TFMs give amazing tools to tackle a well-framed data science problem. But it is important to keep in mind that often, the bottleneck in data science is exactly framing the problem: finding the right data, the right prediction, and the right measure to optimize [6,7]. TFMs do offer benefits here, as they enable fast iterations with models that tend to work well out of the box. However, they are not a magic bullet: the data scientist is still faced with the important challenge of understanding data and applications, and bridging the gap between the two.
References:
[1] Jingang Qu, David Holzmüller, Gaël Varoquaux, Marine Le Morvan. (2026). TabICLv2: A better, faster, scalable, and open tabular foundation model. https://arxiv.org/abs/2602.11139 Code: https://github.com/soda-inria/tabicl Installation: https://pypi.org/project/tabicl/
[2] Erickson, N., Purucker, L., Tschalzev, A., Holzmüller, D., Desai, P. M., Salinas, D., & Hutter, F. (2025). Tabarena: A living benchmark for machine learning on tabular data. https://arxiv.org/abs/2506.16791
[3] CARTE: pretraining and transfer for tabular learning, MJ Kim, L Grinsztajn, G Varoquaux, ICML 2024. Find via: arXiv preprint, GitHub repo, HF repo: an early paper introducing the idea of bringing background knowledge to tabular learning via strong.

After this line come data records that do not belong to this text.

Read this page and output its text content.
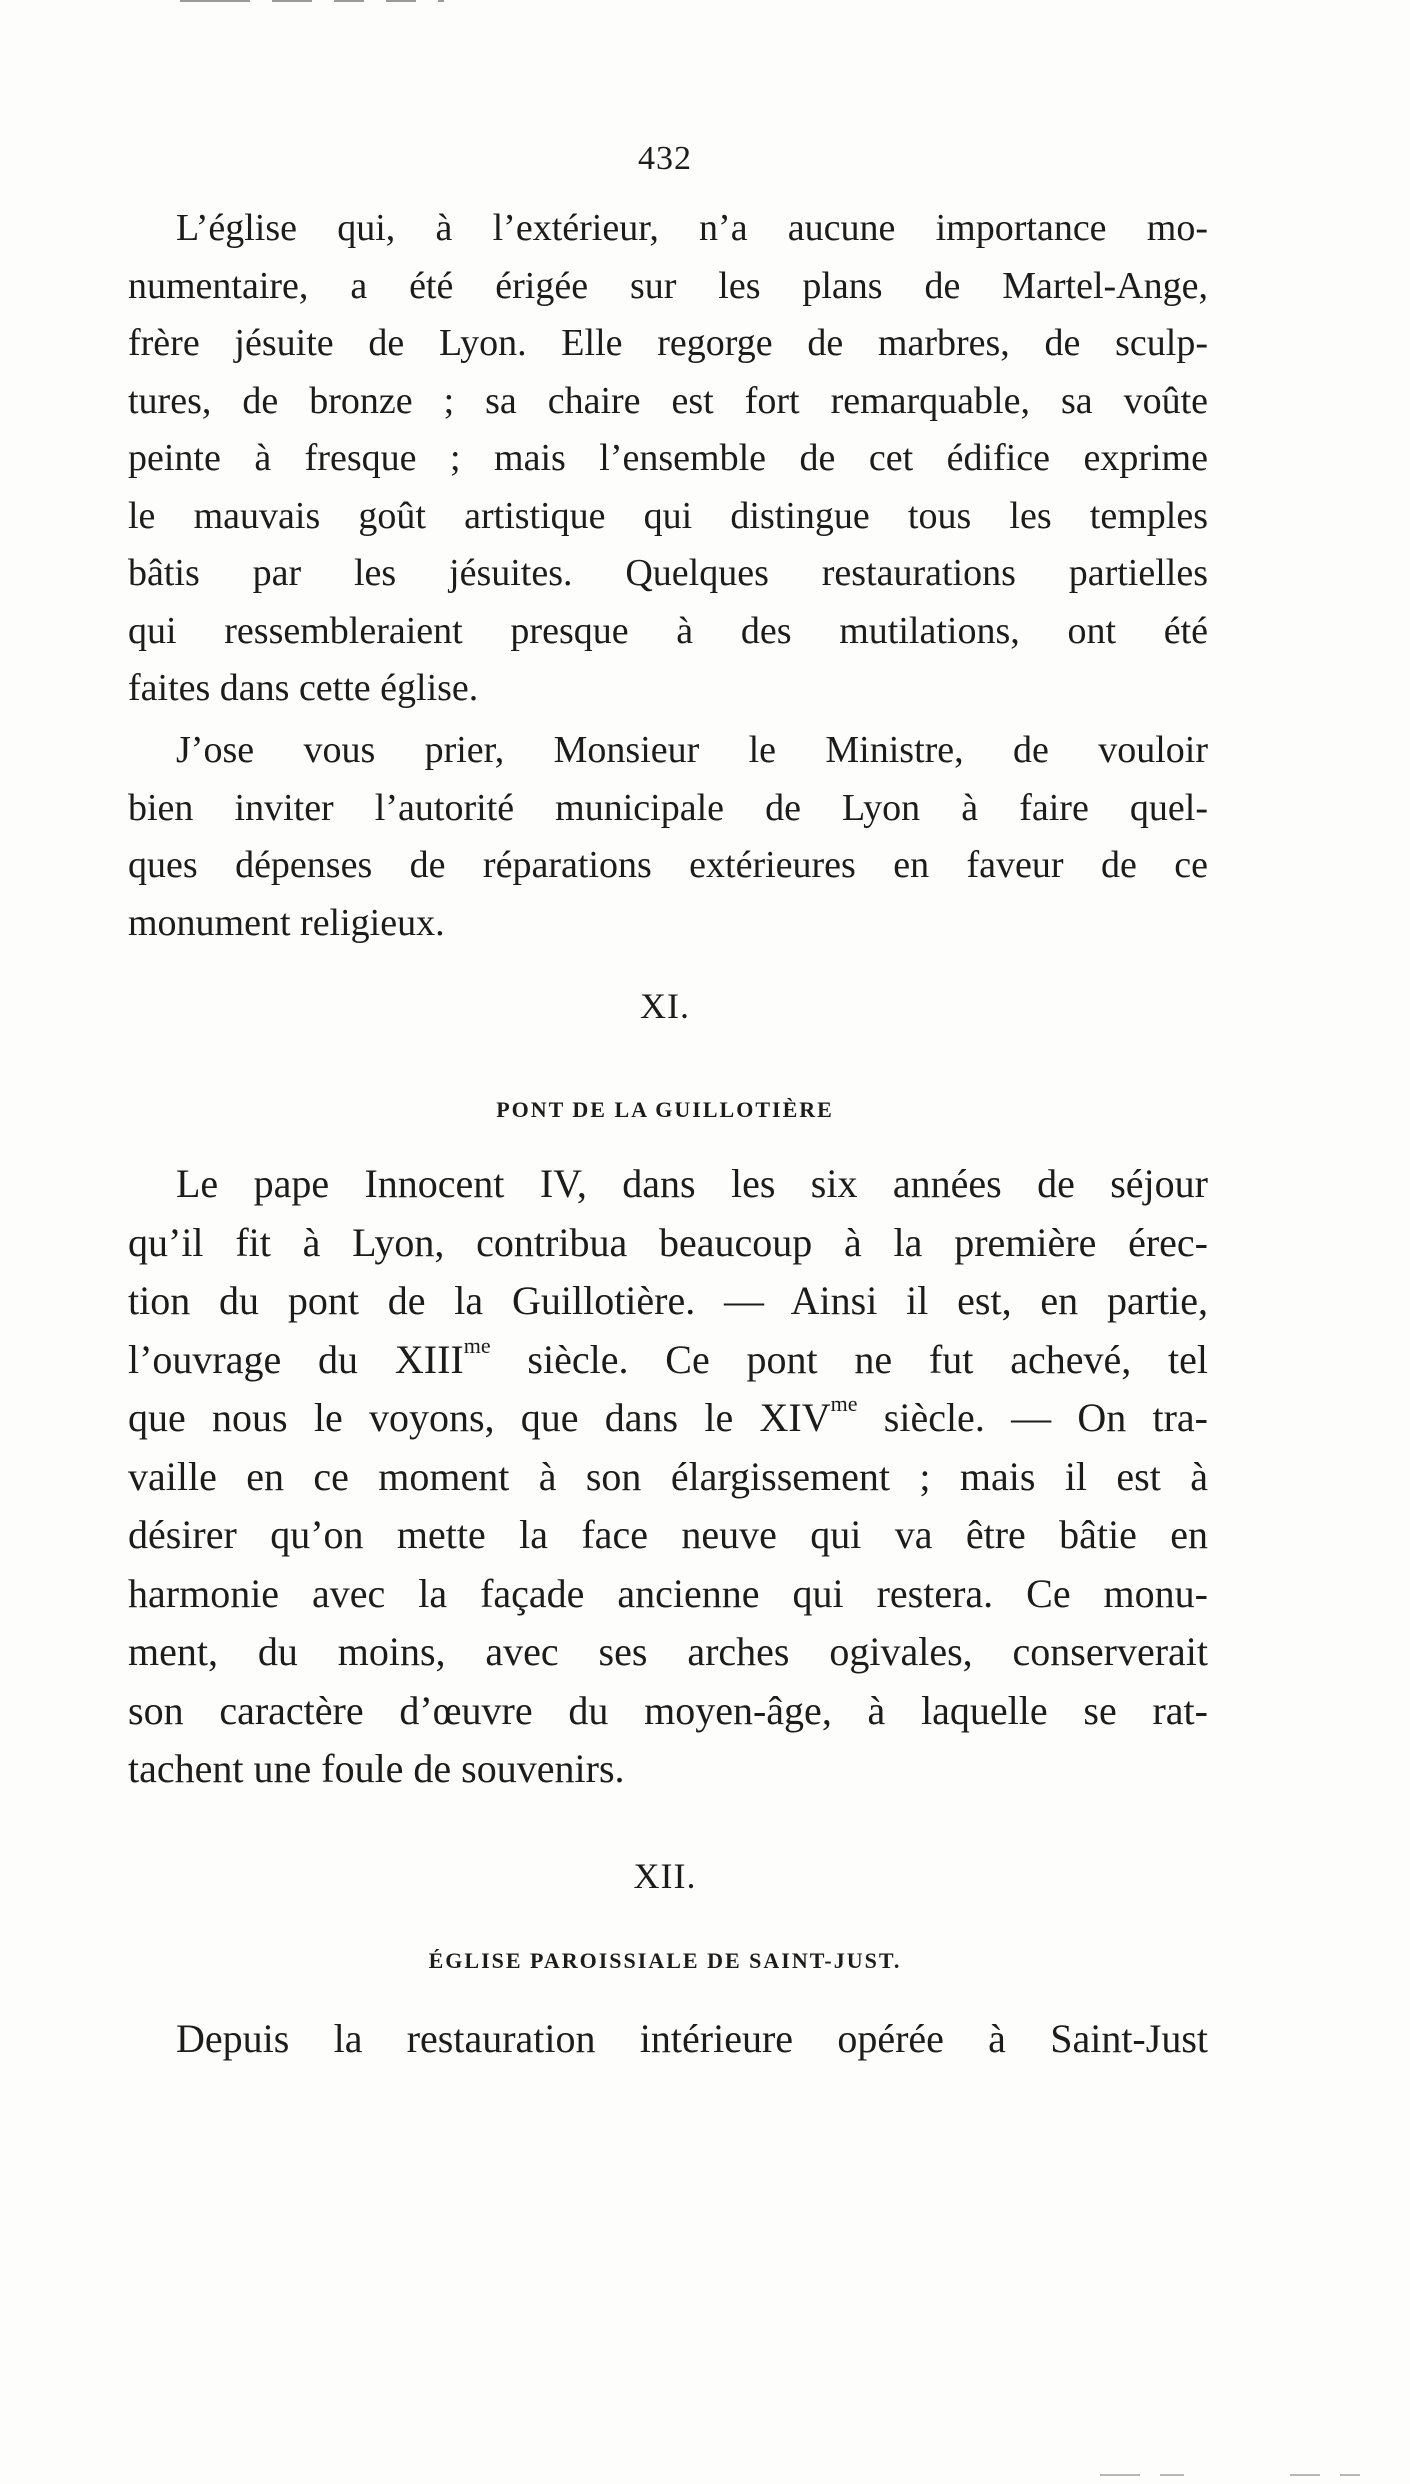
432
L’église qui, à l’extérieur, n’a aucune importance mo-
numentaire, a été érigée sur les plans de Martel-Ange,
frère jésuite de Lyon. Elle regorge de marbres, de sculp-
tures, de bronze ; sa chaire est fort remarquable, sa voûte
peinte à fresque ; mais l’ensemble de cet édifice exprime
le mauvais goût artistique qui distingue tous les temples
bâtis par les jésuites. Quelques restaurations partielles
qui ressembleraient presque à des mutilations, ont été
faites dans cette église.
J’ose vous prier, Monsieur le Ministre, de vouloir
bien inviter l’autorité municipale de Lyon à faire quel-
ques dépenses de réparations extérieures en faveur de ce
monument religieux.
XI.
PONT DE LA GUILLOTIÈRE
Le pape Innocent IV, dans les six années de séjour
qu’il fit à Lyon, contribua beaucoup à la première érec-
tion du pont de la Guillotière. — Ainsi il est, en partie,
l’ouvrage du $XIII^{me}$ siècle. Ce pont ne fut achevé, tel
que nous le voyons, que dans le $XIV^{me}$ siècle. — On tra-
vaille en ce moment à son élargissement ; mais il est à
désirer qu’on mette la face neuve qui va être bâtie en
harmonie avec la façade ancienne qui restera. Ce monu-
ment, du moins, avec ses arches ogivales, conserverait
son caractère d’œuvre du moyen-âge, à laquelle se rat-
tachent une foule de souvenirs.
XII.
ÉGLISE PAROISSIALE DE SAINT-JUST.
Depuis la restauration intérieure opérée à Saint-Just
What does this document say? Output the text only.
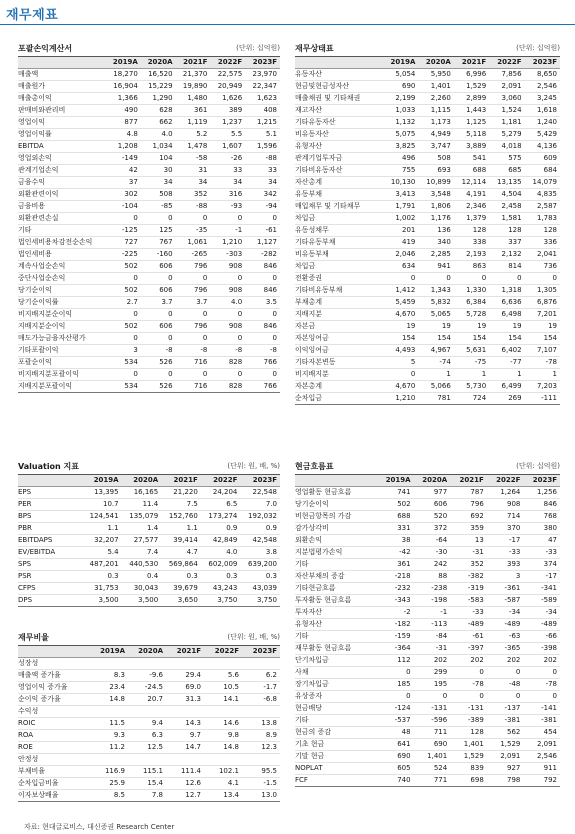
재무제표
포괄손익계산서	(단위: 십억원)
	2019A	2020A	2021F	2022F	2023F
매출액	18,270	16,520	21,370	22,575	23,970
매출원가	16,904	15,229	19,890	20,949	22,347
매출총이익	1,366	1,290	1,480	1,626	1,623
판매비와관리비	490	628	361	389	408
영업이익	877	662	1,119	1,237	1,215
영업이익률	4.8	4.0	5.2	5.5	5.1
EBITDA	1,208	1,034	1,478	1,607	1,596
영업외손익	-149	104	-58	-26	-88
관계기업손익	42	30	31	33	33
금융수익	37	34	34	34	34
외환관련이익	302	508	352	316	342
금융비용	-104	-85	-88	-93	-94
외환관련손실	0	0	0	0	0
기타	-125	125	-35	-1	-61
법인세비용차감전순손익	727	767	1,061	1,210	1,127
법인세비용	-225	-160	-265	-303	-282
계속사업순손익	502	606	796	908	846
중단사업순손익	0	0	0	0	0
당기순이익	502	606	796	908	846
당기순이익률	2.7	3.7	3.7	4.0	3.5
비지배지분순이익	0	0	0	0	0
지배지분순이익	502	606	796	908	846
매도가능금융자산평가	0	0	0	0	0
기타포괄이익	3	-8	-8	-8	-8
포괄순이익	534	526	716	828	766
비지배지분포괄이익	0	0	0	0	0
지배지분포괄이익	534	526	716	828	766
재무상태표	(단위: 십억원)
	2019A	2020A	2021F	2022F	2023F
유동자산	5,054	5,950	6,996	7,856	8,650
현금및현금성자산	690	1,401	1,529	2,091	2,546
매출채권 및 기타채권	2,199	2,260	2,899	3,060	3,245
재고자산	1,033	1,115	1,443	1,524	1,618
기타유동자산	1,132	1,173	1,125	1,181	1,240
비유동자산	5,075	4,949	5,118	5,279	5,429
유형자산	3,825	3,747	3,889	4,018	4,136
관계기업투자금	496	508	541	575	609
기타비유동자산	755	693	688	685	684
자산총계	10,130	10,899	12,114	13,135	14,079
유동부채	3,413	3,548	4,191	4,504	4,835
매입채무 및 기타채무	1,791	1,806	2,346	2,458	2,587
차입금	1,002	1,176	1,379	1,581	1,783
유동성채무	201	136	128	128	128
기타유동부채	419	340	338	337	336
비유동부채	2,046	2,285	2,193	2,132	2,041
차입금	634	941	863	814	736
전환증권	0	0	0	0	0
기타비유동부채	1,412	1,343	1,330	1,318	1,305
부채총계	5,459	5,832	6,384	6,636	6,876
지배지분	4,670	5,065	5,728	6,498	7,201
자본금	19	19	19	19	19
자본잉여금	154	154	154	154	154
이익잉여금	4,493	4,967	5,631	6,402	7,107
기타자본변동	5	-74	-75	-77	-78
비지배지분	0	1	1	1	1
자본총계	4,670	5,066	5,730	6,499	7,203
순차입금	1,210	781	724	269	-111
Valuation 지표	(단위: 원, 배, %)
	2019A	2020A	2021F	2022F	2023F
EPS	13,395	16,165	21,220	24,204	22,548
PER	10.7	11.4	7.5	6.5	7.0
BPS	124,541	135,079	152,760	173,274	192,032
PBR	1.1	1.4	1.1	0.9	0.9
EBITDAPS	32,207	27,577	39,414	42,849	42,548
EV/EBITDA	5.4	7.4	4.7	4.0	3.8
SPS	487,201	440,530	569,864	602,009	639,200
PSR	0.3	0.4	0.3	0.3	0.3
CFPS	31,753	30,043	39,679	43,243	43,039
DPS	3,500	3,500	3,650	3,750	3,750
재무비율	(단위: 원, 배, %)
	2019A	2020A	2021F	2022F	2023F
성장성					
매출액 증가율	8.3	-9.6	29.4	5.6	6.2
영업이익 증가율	23.4	-24.5	69.0	10.5	-1.7
순이익 증가율	14.8	20.7	31.3	14.1	-6.8
수익성					
ROIC	11.5	9.4	14.3	14.6	13.8
ROA	9.3	6.3	9.7	9.8	8.9
ROE	11.2	12.5	14.7	14.8	12.3
안정성					
부채비율	116.9	115.1	111.4	102.1	95.5
순차입금비율	25.9	15.4	12.6	4.1	-1.5
이자보상배율	8.5	7.8	12.7	13.4	13.0
현금흐름표	(단위: 십억원)
	2019A	2020A	2021F	2022F	2023F
영업활동 현금흐름	741	977	787	1,264	1,256
당기순이익	502	606	796	908	846
비현금항목의 가감	688	520	692	714	768
감가상각비	331	372	359	370	380
외환손익	38	-64	13	-17	47
지분법평가손익	-42	-30	-31	-33	-33
기타	361	242	352	393	374
자산부채의 증감	-218	88	-382	3	-17
기타현금흐름	-232	-238	-319	-361	-341
투자활동 현금흐름	-343	-198	-583	-587	-589
투자자산	-2	-1	-33	-34	-34
유형자산	-182	-113	-489	-489	-489
기타	-159	-84	-61	-63	-66
재무활동 현금흐름	-364	-31	-397	-365	-398
단기차입금	112	202	202	202	202
사채	0	299	0	0	0
장기차입금	185	195	-78	-48	-78
유상증자	0	0	0	0	0
현금배당	-124	-131	-131	-137	-141
기타	-537	-596	-389	-381	-381
현금의 증감	48	711	128	562	454
기초 현금	641	690	1,401	1,529	2,091
기말 현금	690	1,401	1,529	2,091	2,546
NOPLAT	605	524	839	927	911
FCF	740	771	698	798	792
자료: 현대글로비스, 대신증권 Research Center
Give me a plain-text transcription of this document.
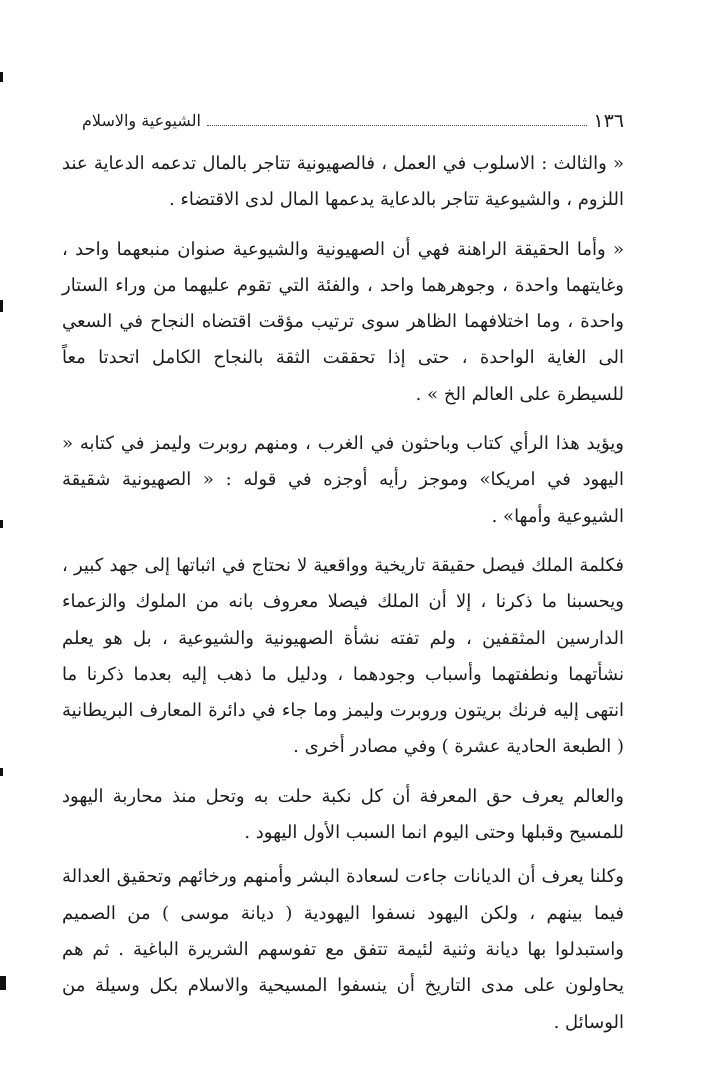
١٣٦
الشيوعية والاسلام

« والثالث : الاسلوب في العمل ، فالصهيونية تتاجر بالمال تدعمه الدعاية عند اللزوم ، والشيوعية تتاجر بالدعاية يدعمها المال لدى الاقتضاء .

« وأما الحقيقة الراهنة فهي أن الصهيونية والشيوعية صنوان منبعهما واحد ، وغايتهما واحدة ، وجوهرهما واحد ، والفئة التي تقوم عليهما من وراء الستار واحدة ، وما اختلافهما الظاهر سوى ترتيب مؤقت اقتضاه النجاح في السعي الى الغاية الواحدة ، حتى إذا تحققت الثقة بالنجاح الكامل اتحدتا معاً للسيطرة على العالم الخ » .

ويؤيد هذا الرأي كتاب وباحثون في الغرب ، ومنهم روبرت وليمز في كتابه « اليهود في امريكا» وموجز رأيه أوجزه في قوله : « الصهيونية شقيقة الشيوعية وأمها» .

فكلمة الملك فيصل حقيقة تاريخية وواقعية لا نحتاج في اثباتها إلى جهد كبير ، ويحسبنا ما ذكرنا ، إلا أن الملك فيصلا معروف بانه من الملوك والزعماء الدارسين المثقفين ، ولم تفته نشأة الصهيونية والشيوعية ، بل هو يعلم نشأتهما ونطفتهما وأسباب وجودهما ، ودليل ما ذهب إليه بعدما ذكرنا ما انتهى إليه فرنك بريتون وروبرت وليمز وما جاء في دائرة المعارف البريطانية ( الطبعة الحادية عشرة ) وفي مصادر أخرى .

والعالم يعرف حق المعرفة أن كل نكبة حلت به وتحل منذ محاربة اليهود للمسيح وقبلها وحتى اليوم انما السبب الأول اليهود .

وكلنا يعرف أن الديانات جاءت لسعادة البشر وأمنهم ورخائهم وتحقيق العدالة فيما بينهم ، ولكن اليهود نسفوا اليهودية ( ديانة موسى ) من الصميم واستبدلوا بها ديانة وثنية لئيمة تتفق مع تفوسهم الشريرة الباغية . ثم هم يحاولون على مدى التاريخ أن ينسفوا المسيحية والاسلام بكل وسيلة من الوسائل .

[4] Marta Garnelo, Wojciech Marian Czarnecki. (2026). Developing Foundation Models for Real-World Tabular Data. https://fun-research-whitepaper.s3.us-west-1.amazonaws.com/public/Fundamental_Whitepaper.pdf The whitepaper of fundamental, probably the largest TFM startup. It describes the importance of rich joint modeling of the data at hand and prior knowledge
[5] skrub TextEncoder: Encode string features by applying a pretrained language model downloaded from the Hugging Face Hub. https://skrub-data.org/stable/reference/generated/skrub.TextEncoder.html
[6] Unpacking the craft of an applied machine learning product manager, Sanjana Arun, https://www.productledalliance.com/unpacking-the-craft-of-an-applied-machine-learning-product-manager/?utm_source=ghost&utm_medium=email&utm_campaign=insider_newsletter where Sanjana discuss the importance of understanding how to provide downstream value : define the right measure is more often the bottleneck than the model to optimize it
[7] Lucas Bernardi, Themistoklis Mavridis, and Pablo Estevez. 2019. 150 Successful Machine Learning Models: 6 Lessons Learned at Booking.com. In Proceedings of the 25th ACM SIGKDD International Conference on Knowledge Discovery & Data Mining (KDD '19). Association for Computing Machinery, New York, NY, USA, 1743–1751. https://doi.org/10.1145/3292500.3330744 This retrospective analysis of the factors of success of data-science projects at booking.com highlights the danger of disconnection between the data-science metric optimized and the downstream value.